ISLAMABAD - One month ahead of General Elections 2018, the Supreme Court will announce the fate of Awami Muslim League Chief Sheikh Rasheed as to whether he is qualified or disqualified to become a member of the Parliament. The top court will announce its judgment on an appeal seeking disqualification of AML Chief Sheikh Rasheed today (Wednesday).

A three-judge bench headed by Justice Sheikh Azmat Saeed on March 20 had reserved its judgment on an appeal filed by Pakistan Muslim League-Nawaz’s Shakeel Awan who lost the 2013 general election from the constituency NA-55 Rawalpindi. The other members of the bench are Justice Qazi Faez Isa and Justice Sajjad Ali Shah.

Awan while challenging the election tribunal’s verdict, wherein it had dismissed the election petition regarding concealment of assets in favour of Sheikh Rasheed, had taken the plea that the AML President had concealed his real assets worth millions of rupees in his nomination papers.

The counsel for Awan had contended that Rasheed produced two declarations regarding his income tax, adding he admitted agricultural tax in the first declaration while another declaration contradicted the first one.

He further contended that Rasheed made false declaration regarding price of his residential house No. 40 Golf City Bahria Town and declared its price as Rs102,00,000 while its price was Rs480,00,000 at the time of booking and its market value at the time of filing of nomination papers was Rs6,00,00,000.

He contended that Rasheed in his income tax returns of 2012 declared rent-money and bank profit as his source of income, adding the amount of tax paid and assets were not in conformity.

Similarly, he contended that Rasheed provided a false information of his agricultural land in returns of 2010-11 that he owned 983 kanals 17 marlas while it was the 1,083 kanals and 12 marlas.

Counsel for the PML-N’s leader had contended that the case was not about tax but it was about concealment of assets under Representation of Peoples Act (RoPA) 1976, wherein all the assets were required to be disclosed. The counsel said that the instant case was similar in nature to Panama Case.

It was further contended that tribunal’s judgment was the result of misreading, non-reading, mis-appreciation of evidence and misapplication of law on the subject. It was prayed that the election tribunal’s case be set aside and Rasheed be disqualified from being Member of Parliament.

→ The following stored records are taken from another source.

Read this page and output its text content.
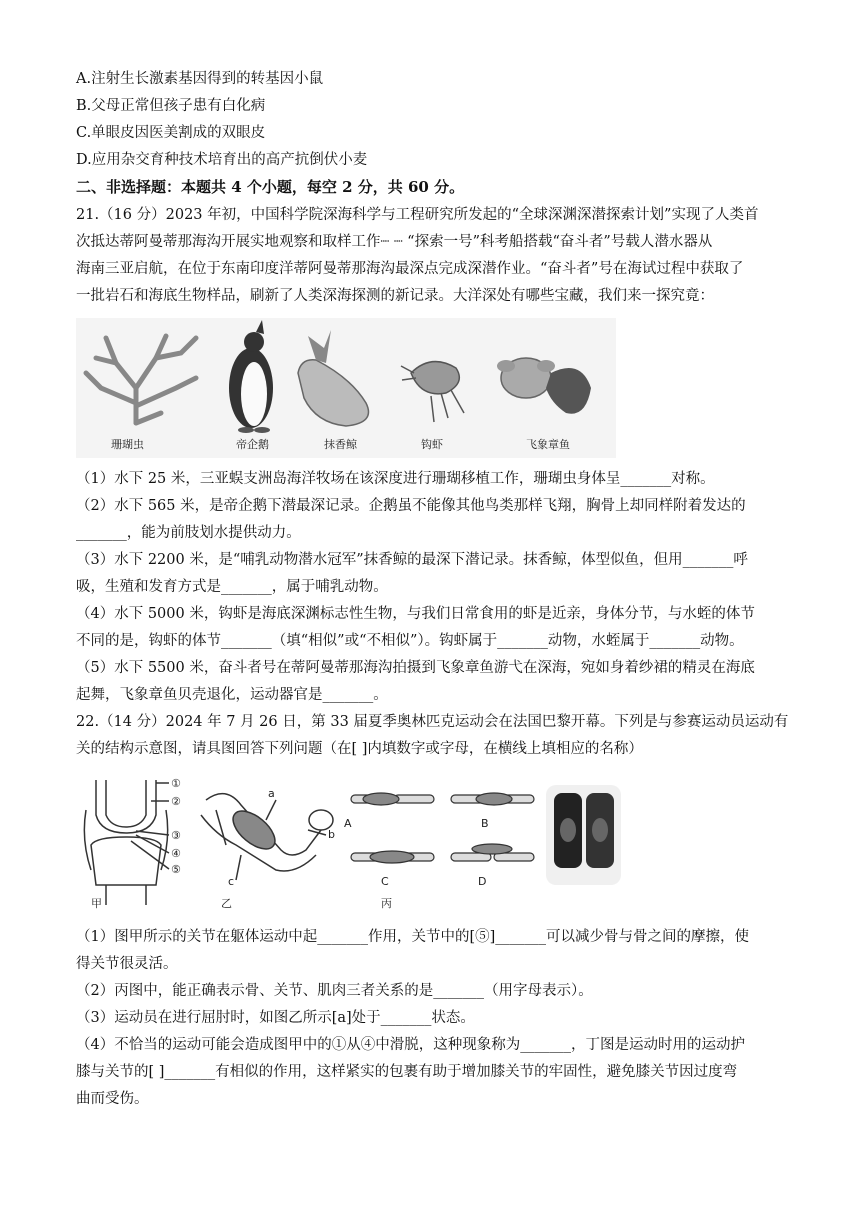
A.注射生长激素基因得到的转基因小鼠
B.父母正常但孩子患有白化病
C.单眼皮因医美割成的双眼皮
D.应用杂交育种技术培育出的高产抗倒伏小麦
二、非选择题：本题共 4 个小题，每空 2 分，共 60 分。
21.（16 分）2023 年初，中国科学院深海科学与工程研究所发起的“全球深渊深潜探索计划”实现了人类首
次抵达蒂阿曼蒂那海沟开展实地观察和取样工作┈ ┈ “探索一号”科考船搭载“奋斗者”号载人潜水器从
海南三亚启航，在位于东南印度洋蒂阿曼蒂那海沟最深点完成深潜作业。“奋斗者”号在海试过程中获取了
一批岩石和海底生物样品，刷新了人类深海探测的新记录。大洋深处有哪些宝藏，我们来一探究竟：
珊瑚虫	帝企鹅	抹香鲸	钩虾	飞象章鱼
（1）水下 25 米，三亚蜈支洲岛海洋牧场在该深度进行珊瑚移植工作，珊瑚虫身体呈_______对称。
（2）水下 565 米，是帝企鹅下潜最深记录。企鹅虽不能像其他鸟类那样飞翔，胸骨上却同样附着发达的
_______，能为前肢划水提供动力。
（3）水下 2200 米，是“哺乳动物潜水冠军”抹香鲸的最深下潜记录。抹香鲸，体型似鱼，但用_______呼
吸，生殖和发育方式是_______，属于哺乳动物。
（4）水下 5000 米，钩虾是海底深渊标志性生物，与我们日常食用的虾是近亲，身体分节，与水蛭的体节
不同的是，钩虾的体节_______（填“相似”或“不相似”）。钩虾属于_______动物，水蛭属于_______动物。
（5）水下 5500 米，奋斗者号在蒂阿曼蒂那海沟拍摄到飞象章鱼游弋在深海，宛如身着纱裙的精灵在海底
起舞，飞象章鱼贝壳退化，运动器官是_______。
22.（14 分）2024 年 7 月 26 日，第 33 届夏季奥林匹克运动会在法国巴黎开幕。下列是与参赛运动员运动有
关的结构示意图，请具图回答下列问题（在[ ]内填数字或字母，在横线上填相应的名称）
①
②
③
④
⑤
甲
a
b
c
乙
A	B
C	D
丙
（1）图甲所示的关节在躯体运动中起_______作用，关节中的[⑤]_______可以减少骨与骨之间的摩擦，使
得关节很灵活。
（2）丙图中，能正确表示骨、关节、肌肉三者关系的是_______（用字母表示）。
（3）运动员在进行屈肘时，如图乙所示[a]处于_______状态。
（4）不恰当的运动可能会造成图甲中的①从④中滑脱，这种现象称为_______，丁图是运动时用的运动护
膝与关节的[ ]_______有相似的作用，这样紧实的包裹有助于增加膝关节的牢固性，避免膝关节因过度弯
曲而受伤。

In response, the counsel for Sheikh Rasheed had informed the bench that his client had never concealed assets and the petitioner submitted incomplete documents, adding the agricultural land was disclosed.

The discrepancy was due to an error in the calculation of assets and there was no mala fide intention, said the counsel for Sheikh Rasheed. He further contended that the top court had given verdicts on concealment of assets and Sheikh Rasheed had never concealed anything rather it was a mistake.

During the last day of proceedings on March 20, Justice Qazi Faez Isa, another member of the bench, made noticeable remarks stating that the Panama Case was filed on Sharif Family’s London flats while verdict was given on an Iqama.

He had further observed that if the principle of ‘strict liability’ was proved in the Panama Case verdict then Sheikh Rasheed may also be disqualified.